Судьба фельдфебеля складывалась непросто. Перед четырнадцатым годом — таким далеким, почти нереальным — он учился в консерватории. Ему, способному пианисту, прочили завидное будущее как пианисту. Потом — как рок, как несчастье — фронт первой мировой, полученный в результате ревматизм суставов, и о карьере музыканта начисто пришлось забыть. В двадцатых годах он оказался одним из многих неприкаянных интеллигентов Германии, нуждавшейся больше в пушках, чем в музыке. За плечами Юргена — только умение кое-как держать винтовку, за душой после инфляции — ни гроша. Набору в охрану Юрген обрадовался как единственной, пожалуй, возможности поправить шаткие свои дела. Но эта надежда обернулась пыткой, каторгой длиною в четырнадцать лет, потому что способна была всего лишь обеспечить куском хлеба.
В Гитлера Франц поначалу поверил, как в бога. Ждал, что фюрер, наконец, поможет изменить ему жизнь, даст ему новые надежды и силы. Но главарь фашизма явно не торопился с этим. А там началась новая война, и пропаганда Геббельса взахлеб сулила баснословные возможности в покоренных странах. Начавший седеть Юрген после тяжких раздумий сменил полувоенную форму нажесткий мундир жандарма, целиком вверив себя новой судьбе.
Но он никак не мог предположить тех ужасов, которые увидит вскоре. И уж меньше всего он предполагал, что может и сам оказаться мишенью для той силы, в которую поначалу так опрометчиво, так слепо поверил.
Именно обо всем этом думал он, сидя с удочкой в Первой Баравухе, куда наезжал по хозяйственным делам, перепоручал их своим подчиненным, а сам украдкой выкраивал время для любимого занятия
Утро в тот день выдалось тихое, вода, что называется, замерла, сияя гладчайшей своей поверхностью, — как будто ни войны кругом, ни горя, а одна весенняя благодать. Юрген наслаждался тишиной и покоем
Он не удивился, когда у кромки водоема появилась русская женщина лет тридцати. И дорога из Полоцка в Первую Баравуху, и сам населенный пункт тщательно охранялись, поэтому повода для опасений не было. К тому же в последнее время страх перед партизанами ушел у фельдфебеля на второй план; значительно большим был страх перед Фибихом.
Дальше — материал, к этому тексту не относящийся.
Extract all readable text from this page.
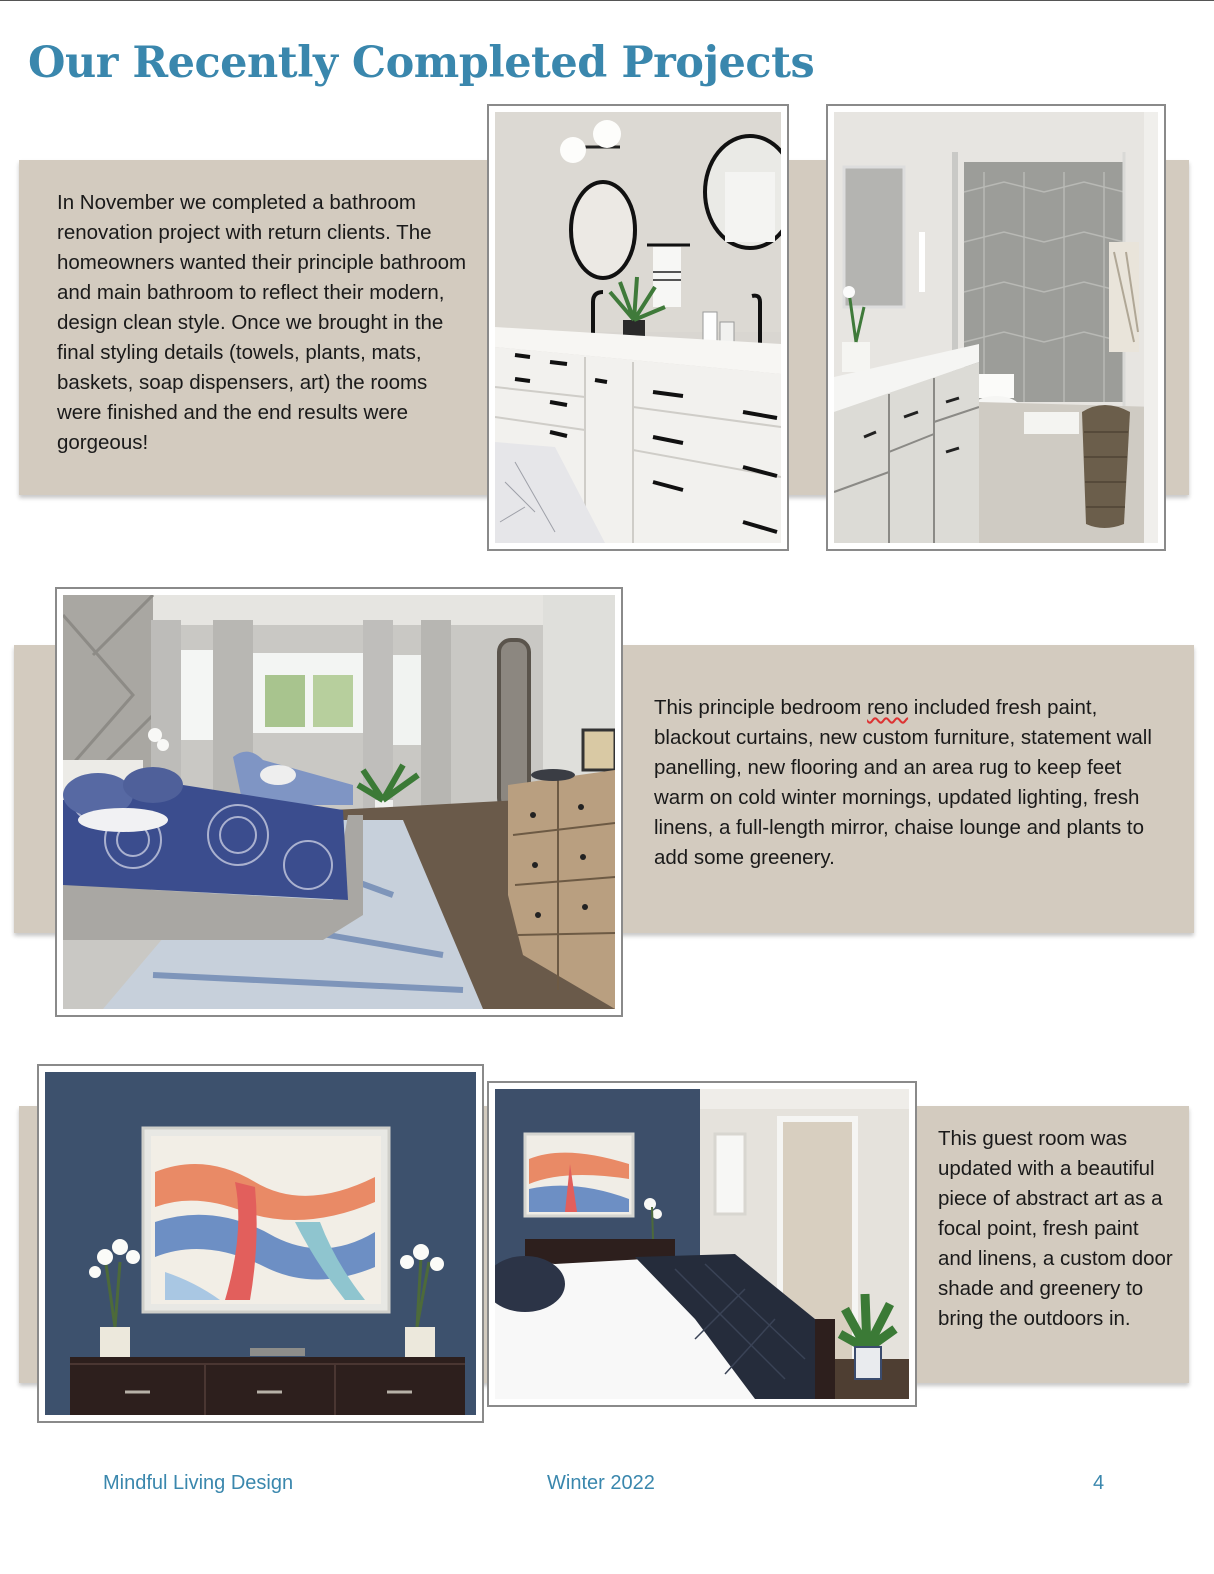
Our Recently Completed Projects

In November we completed a bathroom renovation project with return clients. The homeowners wanted their principle bathroom and main bathroom to reflect their modern, design clean style. Once we brought in the final styling details (towels, plants, mats, baskets, soap dispensers, art) the rooms were finished and the end results were gorgeous!

This principle bedroom reno included fresh paint, blackout curtains, new custom furniture, statement wall panelling, new flooring and an area rug to keep feet warm on cold winter mornings, updated lighting, fresh linens, a full-length mirror, chaise lounge and plants to add some greenery.

This guest room was updated with a beautiful piece of abstract art as a focal point, fresh paint and linens, a custom door shade and greenery to bring the outdoors in.

Mindful Living Design	Winter 2022	4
Женщина сделала к нему несколько шагов, и Юрген понял, что она хочет заговорить. Совершенно, казалось бы, не к месту, некстати вспомнились ему наставления гестаповца о возможных попытках Дорохова вновь встретиться с ним, и Юрген забеспокоился, спросил первым:
— Что вам нужно? Вы что-нибудь ищите?
— Господин офицер рыбачит… — томно проговорила женщина, внешне ничем не похожая на представления Юргена о партизанах. — Я подумала… мои брат был рыбаком. Я вот хотела продать крючки. Все равно теперь ему уже ничего не нужно. Господни офицер не купит? — Она держала на ладони коробочку, в которой знакомо поблескивали крючки и блесны.
— О! — Юрген от души обрадовался. Здесь, вдали от дома, он испытывал большой недостаток в рыболовных принадлежностях. Он взял коробочку, с удовольствием принялся перебирать содержимое. — Сколько это стоит?
— Вот уж не знаю. — Женщина кокетничала. — Здесь этого добра немного. Но у меня есть еще. Скажите сами. Если вам нужно немного, я могу подарить.
— Нет, нет, — запротестовал Юрген. — Мне нужно больше, я куплю у вас все. Когда и где мы увидимся?
…Отношения Гали и Юргена медленно, но неуклонно развивались. Они уже несколько раз встретились в Полоцке, провели три вечера в кафе для немцев, куда гитлеровцы могли приглашать «своих дам». По совету Ани, Галя не спешила приглашать Юргена к себе в гости, вела себя вполне прилично, как и подобает девушке из хорошей семьи, да и фельдфебель оказался на редкость галантным, не нахальным кавалером, был с нею вежлив и предупредителен.
Из его полунамеков и невольных сетований на жизнь складывалась картина, дополнявшая облик фельдфебеля, довольно точно нарисованный Дороховым. К тому же он сообщил Гале об одном небезынтересном факте.
На днях к вдовцу-фельдфебелю должна была приехать его дочь, которую, как выяснилось, он не приглашал. Юрген говорил об этом с большим беспокойством, из чего можно было заключить, что он подозревает здесь инициативу Фибиха — очевидно, гестаповец имел какие-то планы, и дочь Франца должна была сыграть в них роль своеобразного заложника. Если это так, то более мерзкое, более каверзное испытание трудно даже придумать.